Появилось понимание чего-то неуловимого, висящего в воздухе. Это невозможно пощупать, ощутить, вдохнуть, смахнуть с плеч размягченной ладонью, вялой, подобно безынтересной жизни, укутанной в свитер насущных проблем, – но сейчас все стало предельно ясно, по крайней мере, так казалось мне. Это ничего не значит. Все это явилось просто так, как и всегда: чтобы успокоить, чтобы усмирить, унять внутреннюю боль. Раньше я не давал себе этого понять… тогда почему дал сейчас?
– Вам принести еще, мистер? – отскакивал от стен голос, и было ровным счетом не понятно, откуда изначально пришел звук.
– Нет! Довольно! – отмахиваясь от наваждения, будто бы боясь, что это слова могут преследовать меня, крикнул я. Дверного скрипа, как раньше, не последовало, а посему в душе поселилось отчаянное, но стойкое убеждение, что хозяйка голоса сейчас скрывается в тумане и возможно даже упорно смотрит на меня.
Было неприятно думать об этом и уж тем более ощущать на себе чей-то взгляд, в чем я не был все-таки до конца уверен. Но ощущение никуда не пропадало, а со временем только усиливалось: ожидание присутствия чего-то нематериального – невидимого и вместе с тем отвратительного. Гетера, дымя, неколебимо сидела на второй половине кровати. Наверное, надо было думать о чем-то более возвышенном, но сейчас, смотря на красивую женщину, смиренно изнывающую духоты, я чувствовал только безразличие.
Захотелось увидеть те черные глаза, еще недавно как провидение летавшие передо мной, и губы, источавшие невидимый виноградный запах.
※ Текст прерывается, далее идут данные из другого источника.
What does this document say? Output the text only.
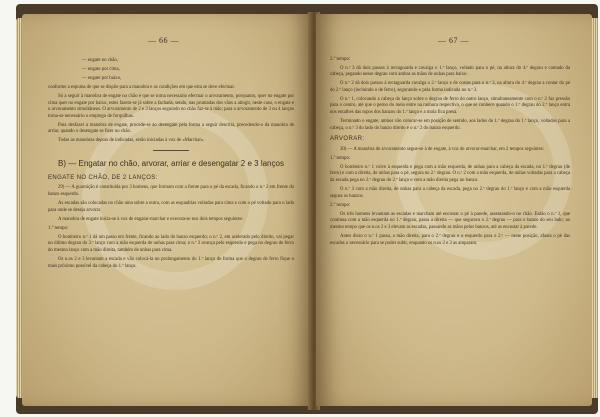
— 66 —

— engate no chão,

— engate por cima,

— engate por baixo,

conforme a espuma de que se dispõe para a manobra e as condições em que esta se deve efectuar.

Só a seguir à manobra de engate no chão é que se torna necessário efectuar o arvoramento, porquanto, quer no engate por cima quer no engate por baixo, estes fazem-se já sobre a fachada, sendo, nas prumadas dos vãos a atingir, neste caso, o engate e o arvoramento simultâneos. O arvoramento de 2 e 3 lanços seguindo no chão faz-se à mão; para o arvoramento de 3 ou 4 lanços torna-se necessário o emprego de forquilhas.

Para desfazer a manobra de engate, procede-se ao desengate pela forma a seguir descrita, precedendo-o da manobra de arriar, quando o desengate se fizer no chão.

Todas as manobras depois de indicadas, serão iniciadas à voz de «Marchar».

B) — Engatar no chão, arvorar, arriar e desengatar 2 e 3 lanços
ENGATE NO CHÃO, DE 2 LANÇOS:

29) — A guarnição é constituída por 3 homens, que formam com a frente para o pé da escada, ficando o n.º 2 em frente do banzo esquerdo.

As escadas são colocadas no chão uma sobre a outra, com as esquadrias voltadas para cima e com o pé voltado para o lado para onde se deseja arvorar.

A manobra de engate inicia-se à voz de engatar-marchar e executa-se nos dois tempos seguintes:

1.º tempo:

O bombeiro n.º 1 dá um passo em frente, ficando ao lado do banzo esquerdo; o n.º 2, em acelerado pelo direito, vai pegar no último degrau do 3.º lanço com a mão esquerda de unhas para cima; o n.º 3 avança pelo esquerdo e pega no degrau de ferro do mesmo lanço com a mão direita, também de unhas para cima.

Os n.os 2 e 3 levantam a escada e vão colocá-la no prolongamento do 1.º lanço de forma que o degrau de ferro fique o mais próximo possível da cabeça do 1.º lanço.

— 67 —
2.º tempo:

O n.º 3 dá dois passos à rectaguarda e cavalga o 1.º lanço, voltado para o pé, na altura do 4.º degrau e contado da cabeça, pegando nesse degrau com ambas as mãos de unhas para baixo.

O n.º 2 dá dois passos à rectaguarda cavalga o 2.º lanço e de costas para o n.º 3, na altura do 4.º degrau a contar do pé do 2.º lanço (incluindo o de ferro), segurando-o pela forma indicada no n.º 3.

O n.º 1, colocando a cabeça do lanço sobre o degrau de ferro do outro lanço, simultaneamente com o n.º 2 faz pressão para o centro, até que o perno do meio entre na ranhura respectiva, o que se conhece quando o 1.º degrau do 2.º lanço entra nos entalhes das topos dos banzos do 1.º lanço e a mola fica presa.

Terminado o engate, ambos vão colocar-se em posição de sentido, aos lados do 1.º degrau do 1.º lanço, voltados para a cabeça, o n.º 3 do lado do banzo direito e o n.º 2 do banzo esquerdo.

ARVORAR:

30) — A manobra de arvoramento segue-se à de engate, à voz de arvorar-marchar, em 2 tempos seguintes:

1.º tempo:

O bombeiro n.º 1 volve à esquerda e pega com a mão esquerda, de unhas para a cabeça da escada, no 1.º degrau (de ferro) e com a direita, de unhas para o pé, segura no 2.º degrau. O n.º 2 com a mão esquerda, de unhas voltadas para a cabeça da escada pega no 2.º degrau do 2.º lanço e com a mão direita pega no banzo.

O n.º 3 com a mão direita, de unhas para a cabeça da escada, pega no 2.º degrau do 1.º lanço e com a mão esquerda segura os banzos.

2.º tempo:

Os três homens levantam as escadas e marcham até encostar o pé à parede, assentando-o no chão. Então o n.º 1, que continua com a mão esquerda no 1.º degrau, passa a direita — que segurava o 2.º degrau — para o banzo do seu lado; ao mesmo tempo que os n.os 2 e 3 elevam as escadas, passando as mãos pelos banzos, até as encostar à parede.

Antes disso o n.º 1 passa, a mão direita, para o 2.º degrau e o esquerdo para o 2.º — neste posição, afasta o pé das escadas o necessário para se poder subir, enquanto os n.os 2 e 3 as amparam.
Я знал, я чувствовал, что будет дальше, так как мои мысли никогда не остаются без внимания извне, но никого или ничего не появилось: ни видения, ни намека на это видение, на вроде бы знакомые пепельно-угольные глаза и страстные искусанные до крови губы.
Я даже не заметил, как комната стала ненавязчиво меня отторгать: она наконец-то решилась меня отпустить, но я не видел и не слышал, не чувствовал ее щедрости. Вообще получается, что здесь – в этой комнате, в этом мире, снежной крошкой размывающей лица, – нет ответа на вопросы, нет самих вопросов, тревожащих умы миллионов, – нет вообще ничего. Ведь я здесь центр вселенной, а значит, если нет в моем мире ответов, значит я сам не знаю ничего.
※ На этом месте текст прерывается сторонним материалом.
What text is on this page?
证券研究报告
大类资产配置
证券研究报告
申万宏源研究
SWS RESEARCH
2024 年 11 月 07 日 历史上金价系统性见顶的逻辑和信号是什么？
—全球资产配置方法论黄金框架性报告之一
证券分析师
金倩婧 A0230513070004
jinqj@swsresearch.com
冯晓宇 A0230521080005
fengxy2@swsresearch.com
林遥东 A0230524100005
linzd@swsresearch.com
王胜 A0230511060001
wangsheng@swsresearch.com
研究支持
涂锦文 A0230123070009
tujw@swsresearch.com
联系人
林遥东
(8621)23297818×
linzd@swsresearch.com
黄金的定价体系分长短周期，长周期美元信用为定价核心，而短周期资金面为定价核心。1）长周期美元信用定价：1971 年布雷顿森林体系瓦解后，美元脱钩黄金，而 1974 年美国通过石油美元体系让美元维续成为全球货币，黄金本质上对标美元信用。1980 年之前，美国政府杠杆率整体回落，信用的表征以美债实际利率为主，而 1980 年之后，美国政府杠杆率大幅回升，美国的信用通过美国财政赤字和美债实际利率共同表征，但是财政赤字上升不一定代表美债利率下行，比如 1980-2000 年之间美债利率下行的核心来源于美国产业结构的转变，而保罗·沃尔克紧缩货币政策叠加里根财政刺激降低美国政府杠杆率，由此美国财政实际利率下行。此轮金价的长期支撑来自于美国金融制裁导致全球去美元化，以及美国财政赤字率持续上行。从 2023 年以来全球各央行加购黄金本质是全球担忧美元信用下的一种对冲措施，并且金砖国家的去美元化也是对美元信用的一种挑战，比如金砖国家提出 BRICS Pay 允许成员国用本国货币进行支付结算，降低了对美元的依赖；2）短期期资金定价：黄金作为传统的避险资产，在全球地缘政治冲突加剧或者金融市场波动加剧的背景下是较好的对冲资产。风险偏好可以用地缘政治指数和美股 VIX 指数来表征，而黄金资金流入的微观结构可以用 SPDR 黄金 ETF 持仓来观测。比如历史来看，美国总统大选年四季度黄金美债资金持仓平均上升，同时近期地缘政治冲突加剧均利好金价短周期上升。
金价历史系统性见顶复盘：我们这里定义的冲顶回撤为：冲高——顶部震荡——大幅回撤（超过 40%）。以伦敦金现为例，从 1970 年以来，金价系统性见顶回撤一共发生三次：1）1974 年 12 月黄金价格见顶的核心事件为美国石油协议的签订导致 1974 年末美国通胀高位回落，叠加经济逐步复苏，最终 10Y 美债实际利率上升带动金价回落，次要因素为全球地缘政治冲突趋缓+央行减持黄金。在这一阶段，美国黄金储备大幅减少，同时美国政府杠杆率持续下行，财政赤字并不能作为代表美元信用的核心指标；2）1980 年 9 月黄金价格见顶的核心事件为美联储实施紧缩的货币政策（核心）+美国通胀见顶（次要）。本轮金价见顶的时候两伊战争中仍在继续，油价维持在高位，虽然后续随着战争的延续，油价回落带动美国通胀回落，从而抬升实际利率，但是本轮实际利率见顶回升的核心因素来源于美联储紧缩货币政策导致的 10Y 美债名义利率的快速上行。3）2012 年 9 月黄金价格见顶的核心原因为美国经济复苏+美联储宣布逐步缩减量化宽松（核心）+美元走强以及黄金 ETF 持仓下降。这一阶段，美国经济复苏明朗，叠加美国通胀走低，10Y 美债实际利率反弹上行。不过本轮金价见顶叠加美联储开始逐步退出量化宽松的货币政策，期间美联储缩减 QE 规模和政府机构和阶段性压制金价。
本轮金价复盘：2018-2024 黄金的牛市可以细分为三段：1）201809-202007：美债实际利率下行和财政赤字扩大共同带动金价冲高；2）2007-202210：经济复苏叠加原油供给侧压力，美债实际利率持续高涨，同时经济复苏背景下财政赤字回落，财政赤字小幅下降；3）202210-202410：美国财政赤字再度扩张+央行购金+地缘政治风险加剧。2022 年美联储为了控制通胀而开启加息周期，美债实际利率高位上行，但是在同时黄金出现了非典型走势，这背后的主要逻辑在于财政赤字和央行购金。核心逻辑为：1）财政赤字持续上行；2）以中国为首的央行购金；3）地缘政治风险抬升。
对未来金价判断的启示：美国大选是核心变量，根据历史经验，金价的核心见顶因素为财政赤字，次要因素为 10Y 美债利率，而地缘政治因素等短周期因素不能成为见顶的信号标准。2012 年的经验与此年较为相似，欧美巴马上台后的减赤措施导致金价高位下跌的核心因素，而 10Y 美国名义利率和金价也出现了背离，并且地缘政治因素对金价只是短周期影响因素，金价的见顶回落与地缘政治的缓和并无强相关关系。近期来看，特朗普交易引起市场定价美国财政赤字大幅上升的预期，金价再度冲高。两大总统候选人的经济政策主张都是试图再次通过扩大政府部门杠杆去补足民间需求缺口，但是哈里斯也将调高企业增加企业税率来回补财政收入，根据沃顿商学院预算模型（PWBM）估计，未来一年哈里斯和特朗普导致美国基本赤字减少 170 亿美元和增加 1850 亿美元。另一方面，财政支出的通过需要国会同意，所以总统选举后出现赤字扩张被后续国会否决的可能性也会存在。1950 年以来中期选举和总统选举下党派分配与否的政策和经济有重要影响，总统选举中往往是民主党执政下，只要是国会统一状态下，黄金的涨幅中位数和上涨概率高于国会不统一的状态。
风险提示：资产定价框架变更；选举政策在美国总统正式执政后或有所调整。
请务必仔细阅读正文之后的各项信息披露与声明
Внезапно стало душно. Это комната подгоняла меня, давая понять, что нужно вовремя уйти, и уйти прямо сейчас. Очнувшись от исступления, я увидел, что дым стал менее густым, но разглядеть все равно что-либо было невозможно. Дышать стало немного легче: не чувствовалось запаха крепкого табака. Натягивая брюки на ноги, испещрённые рубцами, ожогами, пятнами гематом и клецками шрамов, я косо взглянул на дверь – желанную дверь. Своеобразный коридор, выеденной тропинкой среди дыма, вел к двери. Запах смрада резко ударил по глазам и ноздрям – еще одна уловка мистической комнаты. Подойдя к двери, я оглянулся назад: невидимые стены медленно таяли, туман забирался в коридор, плавно, без резких движений, аннексируя новые территории.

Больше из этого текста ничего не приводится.